Arroyo visa pic.webp

Rafael Arroyo our patron saint

​
The beginning of exploration into methodical rum manufacture began with the likes of Karl Micko (late 1800’s), S.F Ashby (1874-1954), Kervegant (circa 1946) and was expanded on by Rafael Arroyo in the same era.
Rafael Arroyo died at the age of 57 on the 16th August, 1949 in Rio Piedras, Puerto Rico. As an industrial research chemist and head of the chemistry department of the Agricultural Experiment Station at Rio Piedras, he specialized in the industrial utilization of sugar cane molasses and its by-products. The “Proceso Arroyo”, a special process of molasses treatment used in the fermentation stage of the manufacture of rum, is his. He graduated in 1916 from Louisiana State University, where he had majored in sugar engineering. In the U. S. he had worked for Armour and Co., Staier Chemical Co., and the U. S. Industrial Alcohol Co. He joined ACS in 1946.

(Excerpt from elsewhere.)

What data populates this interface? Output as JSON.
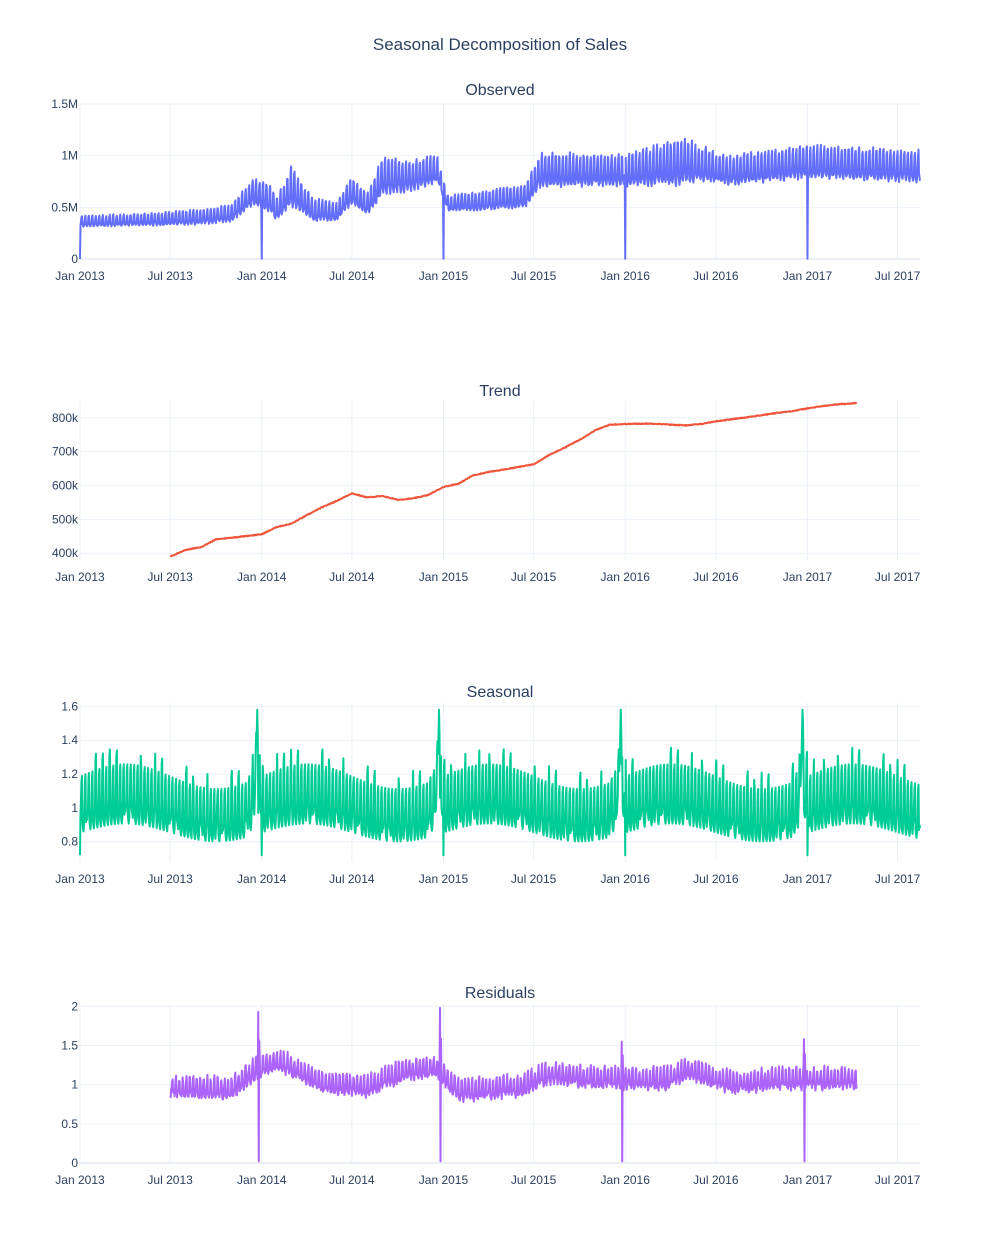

Most of his work in Puerto Rico was around the manufacture of rum. Ahead of his time, Arroyo developed methods that were on the cutting edge of the current industry, creating rums of the highest quality. The second world war caused some disruption for commercial rum manufacture of the time, and in the course of those turbulent few years, most of his research papers were forgotten about, and as a result much of his groundbreaking discoveries were never adopted by mainstream distilleries. To this day, not many distillers know much of his work, and far fewer practice even a small fraction of what he discovered and perfected over his years in Puerto Rico.
We regard Rafael Arroyo as something of a “Patron Saint” of Line 44. The riches of his studies and writings guide much of what we do. We would not be here if it were not for him.